Braver Than IPosted: November 13, 2012
When I’m alone, or with my immediate family, or with very close (and equally silly) friends, I can be myself. But I am reserved and downright shy when out of my comfort zone. I like to blend in amongst a crowd of strangers. And it seems as if my son has inherited this shyness from me. Even with people that he knows, he sometimes struggles with answering the simplest of questions.
When my son won a recent art contest, we received admittance to a black tie gala benefitting the Cystic Fibrosis Foundation. At first, I was ecstatic. As I rattled off all of the details to my husband, it felt like we were Cinderella and family.
The elation lasted until reality set in. My husband didn’t own a black suit. I didn’t own a formal gown. My children had only “church clothes” at best: khakis and polo shirts. When checking the website for confirmation of appropriate attire, I noticed that the gala was attended by the city’s “most prominent professional and social leaders.” My throat constricted. Our living room got hotter. I wasn’t sure we could do this.
The next day, I got a message on Facebook from a friend. She asked about the gala and asked if we would definitely be attending. Nervously, I confirmed that we would be there, and she didn’t hesitate to purchase tickets for her family to attend. They were familiar with black tie events. They had the attire. They knew how the evening would proceed. They had the financial resources. They would be at our table, at our sides, giving us the support we would need.
So I dug through our closets. I had shoes from our wedding. My husband had pants, a dress shirt, and a tie. My oldest son had black dress shoes. My youngest son had a tie. I borrowed a dress and jewelry from my mother-in-law. And thanks to a good sale at Kohl’s, we were able to purchase what we lacked. I knew we weren’t going to be on the best-dressed list, but I hoped that we would blend in enough to satisfy my comfort zone.
When we arrived to the event, there were men in tuxedos and snappy black suits. There were women in flowing, sparkling gowns. And yet, I didn’t feel out of place. Our boys got a lot of attention. Men and women alike were giving my oldest son high-fives and making comments on how handsome he looked. Our baby boy got lots of “awws” in his Mickey Mouse hand-me-down tie. I started to feel at ease. Like we were supposed to be there, and like we were catching a glimpse at how the other half lives at the same time.

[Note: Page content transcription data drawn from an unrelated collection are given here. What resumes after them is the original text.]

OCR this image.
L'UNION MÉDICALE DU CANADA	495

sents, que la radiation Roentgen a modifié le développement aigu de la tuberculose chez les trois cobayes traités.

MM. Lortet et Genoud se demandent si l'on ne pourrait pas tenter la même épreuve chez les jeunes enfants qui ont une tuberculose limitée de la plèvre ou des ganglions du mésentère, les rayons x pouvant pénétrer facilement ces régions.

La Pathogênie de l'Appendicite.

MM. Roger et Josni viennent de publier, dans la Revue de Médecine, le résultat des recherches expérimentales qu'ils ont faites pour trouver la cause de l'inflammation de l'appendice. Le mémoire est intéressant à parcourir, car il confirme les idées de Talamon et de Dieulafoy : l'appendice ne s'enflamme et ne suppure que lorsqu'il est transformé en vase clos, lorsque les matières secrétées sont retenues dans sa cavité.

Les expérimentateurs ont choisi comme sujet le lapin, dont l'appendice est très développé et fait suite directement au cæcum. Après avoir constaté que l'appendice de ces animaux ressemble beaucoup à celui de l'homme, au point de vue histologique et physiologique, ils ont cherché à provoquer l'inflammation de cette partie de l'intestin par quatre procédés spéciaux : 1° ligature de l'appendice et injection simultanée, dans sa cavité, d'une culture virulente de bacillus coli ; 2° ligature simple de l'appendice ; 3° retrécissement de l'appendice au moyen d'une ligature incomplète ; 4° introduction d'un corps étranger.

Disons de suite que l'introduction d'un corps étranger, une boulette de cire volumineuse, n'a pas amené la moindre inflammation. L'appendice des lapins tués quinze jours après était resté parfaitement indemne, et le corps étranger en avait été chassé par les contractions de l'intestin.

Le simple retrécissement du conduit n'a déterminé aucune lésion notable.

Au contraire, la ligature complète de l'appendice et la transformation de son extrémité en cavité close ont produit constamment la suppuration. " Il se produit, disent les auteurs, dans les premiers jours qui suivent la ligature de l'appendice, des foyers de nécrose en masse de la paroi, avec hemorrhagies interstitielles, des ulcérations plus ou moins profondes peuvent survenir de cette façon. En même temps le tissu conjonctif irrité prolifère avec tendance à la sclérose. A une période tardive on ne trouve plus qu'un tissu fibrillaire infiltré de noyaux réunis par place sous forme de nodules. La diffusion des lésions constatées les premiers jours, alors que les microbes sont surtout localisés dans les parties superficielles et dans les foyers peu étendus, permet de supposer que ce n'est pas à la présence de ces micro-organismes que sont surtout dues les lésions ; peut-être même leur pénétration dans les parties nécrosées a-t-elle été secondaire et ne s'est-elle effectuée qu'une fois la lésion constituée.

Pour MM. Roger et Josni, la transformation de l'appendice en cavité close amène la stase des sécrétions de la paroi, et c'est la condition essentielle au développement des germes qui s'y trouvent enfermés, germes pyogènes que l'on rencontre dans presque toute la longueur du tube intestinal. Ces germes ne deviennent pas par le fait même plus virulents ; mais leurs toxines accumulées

As we sat at the table for dinner, our children joked and laughed. My friend asked our son if he had prepared a speech for when he goes on stage to talk about his artwork. And suddenly, all of my panicking returned. I had been so worried about our appearances and blending in, that I had failed to help my son, the only one of us who was truly going to be on display.
“We’ll just wing it,” I said, nodding confidently at my son, despite all of the “you’re a terrible mother!” alarms going off in my head.
My friend offered my son her expertise. “You need to get up there and say, ‘I made this artwork to help my brother who has CF. It’s worth MILLIONS. I need you to open your pocketbooks, and DIG AS DEEP AS YOU POSSIBLY CAN.”
We all laughed. It was a great speech, and I was kicking myself for not thinking of something so clever to help him.
When the MC called my son to the stage, he jumped out of his seat and marched straight to the stage. He was on a mission. I could see a twinge of nervousness in his face, but there was enough determination there that I knew he was going to do it. He was going to stand in front of all of those well-dressed people and speak. I stood next to the stage with my husband, holding our baby boy in my arms. My son climbed up the step stool at the podium. From the front, one could see only his little blue eyes and forehead. The MC asked him to step down and stand next to his artwork instead. He asked my son to tell everyone a little bit about his artwork. My son was quiet. Although I could see him collecting his thoughts, none of them were making their way out.
“Dig deep!” my friend whispered loudly from the audience.
My son looked at her. Then he looked over at us. And then quietly but clearly he said, “My brother painted the green grass, and then I drew the flowers and painted them. And that’s all I remember.” Everyone chuckled at his cuteness. It was the perfect speech. Not rehearsed, not embellished. A simple response that was all his own.
The auctioneer started the bidding, and he was quickly on a roll. My son watched as the hands went up around the room. $500. $550. $600. $700. $800. $900.
“I should keep you up here all night!” the auctioneer said to my son.
My son replied, “I don’t know if I could stay up here all night. I might get tired.”
More chuckles from the crowd. $1,000. $1,100. $1,200. Going once. Going twice. My son’s artwork was sold to a gentleman in the front for $1,200.
Now that everything is back to normal in our cozy little home, there are no more anxieties. I left all of those at the gala, and I returned home with more pride in my son than I’ve ever felt, more thankfulness in the generosity of people like our friends, and an internal acknowledgement that my six-year-old son was braver that night than I have ever been.